Anthropic, an artificial intelligence company founded by exiles from OpenAI, has introduced the first AI model that can produce either conventional output or a controllable amount of “reasoning” needed to solve more grueling problems.
Anthropic says the new hybrid model, called Claude 3.7, will make it easier for users and developers to tackle problems that require a mix of instinctive output and step-by-step cogitation. “The [user] has a lot of control over the behavior—how long it thinks, and can trade reasoning and intelligence with time and budget,” says Michael Gerstenhaber, product lead, AI platform at Anthropic.
Claude 3.7 also features a new “scratchpad” that reveals the model’s reasoning process. A similar feature proved popular with the Chinese AI model DeepSeek. It can help a user understand how a model is working over a problem in order to modify or refine prompts.
Dianne Penn, product lead of research at Anthropic, says the scratchpad is even more helpful when combined with the ability to ratchet a model’s “reasoning” up and down. If, for example, the model struggles to break down a problem correctly, a user can ask it to spend more time working on it.

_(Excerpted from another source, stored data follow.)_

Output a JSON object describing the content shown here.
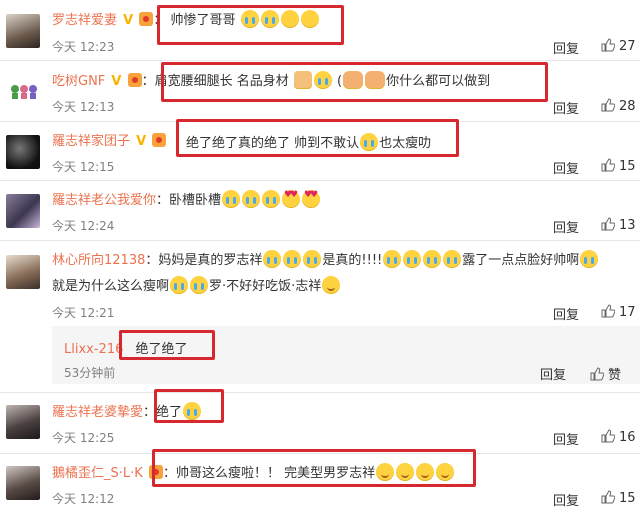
{
  "comments": [
    {
      "user": "罗志祥爱妻",
      "text": "帅惨了哥哥",
      "time": "今天 12:23",
      "reply": "回复",
      "likes": "27"
    },
    {
      "user": "吃树GNF",
      "text": "肩宽腰细腿长 名品身材",
      "text2": "你什么都可以做到",
      "time": "今天 12:13",
      "reply": "回复",
      "likes": "28"
    },
    {
      "user": "羅志祥家团子",
      "text": "绝了绝了真的绝了 帅到不敢认",
      "text2": "也太瘦叻",
      "time": "今天 12:15",
      "reply": "回复",
      "likes": "15"
    },
    {
      "user": "羅志祥老公我爱你",
      "text": "卧槽卧槽",
      "time": "今天 12:24",
      "reply": "回复",
      "likes": "13"
    },
    {
      "user": "林心所向12138",
      "text": "妈妈是真的罗志祥",
      "text2": "是真的!!!!",
      "text3": "露了一点点脸好帅啊",
      "text4": "就是为什么这么瘦啊",
      "text5": "罗·不好好吃饭·志祥",
      "time": "今天 12:21",
      "reply": "回复",
      "likes": "17"
    },
    {
      "user": "羅志祥老婆摯愛",
      "text": "绝了",
      "time": "今天 12:25",
      "reply": "回复",
      "likes": "16"
    },
    {
      "user": "鵝橘歪仁_S·L·K",
      "text": "帅哥这么瘦啦！！ 完美型男罗志祥",
      "time": "今天 12:12",
      "reply": "回复",
      "likes": "15"
    }
  ],
  "subreply": {
    "user": "Llixx-216",
    "text": "绝了绝了",
    "time": "53分钟前",
    "reply": "回复",
    "like": "赞"
  }
}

Frontier AI companies are increasingly focused on getting the models to “reason” over problems as a way to increase their capabilities and broaden their usefulness. OpenAI, the company that kicked off the current AI boom with ChatGPT, was the first to offer a reasoning AI model, called o1, in September 2024. OpenAI has since introduced a more powerful version called o3, while rival Google has released a similar offering for its model Gemini, called Flash Thinking. In both cases, users have to switch between models to access the reasoning abilities—a key difference compared to Claude 3.7.
A user view of Claude 3.7
Courtesy of Anthropic
The difference between a conventional model and a reasoning one is similar to the two types of thinking described by the Nobel-prize-winning economist Michael Kahneman in his 2011 book Thinking Fast and Slow: fast and instinctive System-1 thinking and slower more deliberative System-2 thinking.
The kind of model that made ChatGPT possible, known as a large language model or LLM, produces instantaneous responses to a prompt by querying a large neural network. These outputs can be strikingly clever and coherent but may fail to answer questions that require step-by-step reasoning, including simple arithmetic.
An LLM can be forced to mimic deliberative reasoning if it is instructed to come up with a plan that it must then follow. This trick is not always reliable, however, and models typically struggle to solve problems that require extensive, careful planning. OpenAI, Google, and now Anthropic are all using a machine learning method known as reinforcement learning to get their latest models to learn to generate reasoning that points toward correct answers. This requires gathering additional training data from humans on solving specific problems.
Penn says that Claude’s reasoning mode received additional data on business applications including writing and fixing code, using computers, and answering complex legal questions. “The things that we made improvements on are … technical subjects or subjects which require long reasoning,” Penn says. “What we have from our customers is a lot of interest in deploying our models into their actual workloads.”
Anthropic says that Claude 3.7 is especially good at solving coding problems that require step-by-step reasoning, outscoring OpenAI’s o1 on some benchmarks like SWE-bench. The company is today releasing a new tool, called Claude Code, specifically designed for this kind of AI-assisted coding.
“The model is already good at coding,” Penn says. But “additional thinking would be good for cases that might require very complex planning—say you’re looking at an extremely large code base for a company.”